My informal research on this topic included asking my friends and associates “When do you call a female “Miss” versus “Ma’am”? Most hadn’t given the issue a conscious thought. Neither had they noticed or remembered which term was used when someone addressed THEM. So my thought-provoking questions included: Do you call someone you perceive as younger or who is obviously younger than you “Ma’am”? Do you call someone who is perceived as or obviously OLDER than you “Miss”? One of the responses I’ve received so far, was based on culture. “Yes Ma’am, No Ma’am” was used extensively in and by her family. It was a sign of respect for one’s elder – related or not. (Note: “Elder” is a major component here).
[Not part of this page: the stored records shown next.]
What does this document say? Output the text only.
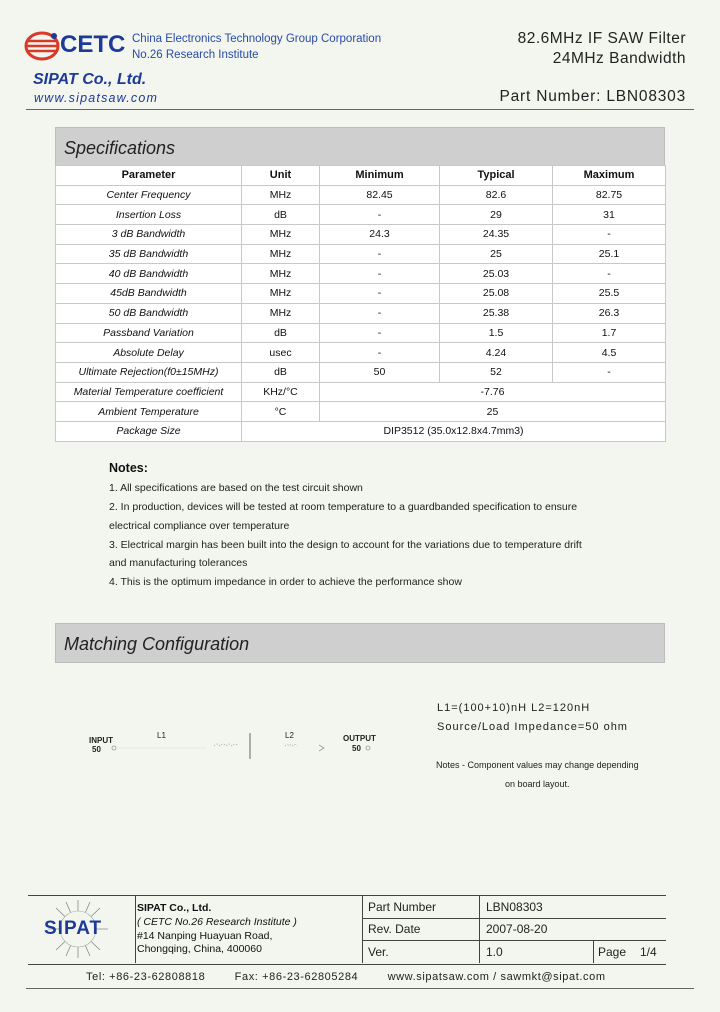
CETC China Electronics Technology Group Corporation
No.26 Research Institute
SIPAT Co., Ltd.
www.sipatsaw.com
82.6MHz IF SAW Filter
24MHz Bandwidth
Part Number: LBN08303
Specifications
Parameter	Unit	Minimum	Typical	Maximum
Center Frequency	MHz	82.45	82.6	82.75
Insertion Loss	dB	-	29	31
3 dB Bandwidth	MHz	24.3	24.35	-
35 dB Bandwidth	MHz	-	25	25.1
40 dB Bandwidth	MHz	-	25.03	-
45dB Bandwidth	MHz	-	25.08	25.5
50 dB Bandwidth	MHz	-	25.38	26.3
Passband Variation	dB	-	1.5	1.7
Absolute Delay	usec	-	4.24	4.5
Ultimate Rejection(f0±15MHz)	dB	50	52	-
Material Temperature coefficient	KHz/°C	-7.76		
Ambient Temperature	°C	25		
Package Size	DIP3512 (35.0x12.8x4.7mm3)			
Notes:
1. All specifications are based on the test circuit shown
2. In production, devices will be tested at room temperature to a guardbanded specification to ensure
electrical compliance over temperature
3. Electrical margin has been built into the design to account for the variations due to temperature drift
and manufacturing tolerances
4. This is the optimum impedance in order to achieve the performance show
Matching Configuration
INPUT
50
L1	L2	OUTPUT
50
L1=(100+10)nH L2=120nH
Source/Load Impedance=50 ohm
Notes - Component values may change depending
on board layout.
SIPAT
SIPAT Co., Ltd.
( CETC No.26 Research Institute )
#14 Nanping Huayuan Road,
Chongqing, China, 400060
Part Number	LBN08303
Rev. Date	2007-08-20
Ver.	1.0	Page 1/4
Tel: +86-23-62808818	Fax: +86-23-62805284	www.sipatsaw.com / sawmkt@sipat.com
By contrast, the women in my immediate and extended family had a very distinct dislike for the term so it was banned from use. (YIKES! Have I somehow inherited their dislike?) No matter how old a woman was, if she wasn’t an “Auntie” but close enough to the family to BE one, she was referred to as “Miss So-ï¿½n’-so”. And now, as I’m dating a man with children in their early 20s and young grandchildren, and we’ve started discussing marriage, we are starting to discuss what they will call me. He’s insisting they call me “Miss”. That’s fine – I’ve been childfree all my life so I’m not ready to be called “Mom” and certainly not “Grandma”!
Oh well, as I approach senior-hood, I guess “ma’am-dom” is one of those stepping stones along the way. But in my mind, the journey is right up there with keeping the gray hair hidden for a while longer!!! My contribution to the “Miss” versus “Ma’am” dilemma is to refer to EVERY woman – regardless of perceived or obvious age – as “Miss”. One reason is because it is MY preference to be called that. The other is because it makes my day when someone calls me “Miss” (or, OHMYGOSH – “young lady”, usually by someone who looks or I perceive old enough to be my father or mother!). So perhaps I can make some woman’s day (and HAVE) by calling her “Miss” or “Young Lady” instead of “Ma’am”.
Sidebar: While writing this, I turned the TV to “Lake Placid”. It had already started but was still near the beginning. There’s a scene of a verbal confrontation between a 25-ish young woman (Bridget Fonda) and the local sheriff who looks to be 35-ish. He refers to her as “Ma’am”. She responds angrily “DON’T call me ma’am!”
Back in my early, mid, even late 30s, if someone had called me “Ma’am” I would have been as angry (and mortified) as she was! And I think any young woman would. They have that right. Aging is hard enough without others ï¿½aging’ you before your time. And I’m having difficulty realizing that the time has come. I guess I became a “Ma’am” around the same time I realized I was turning into my mother! But that’s another story!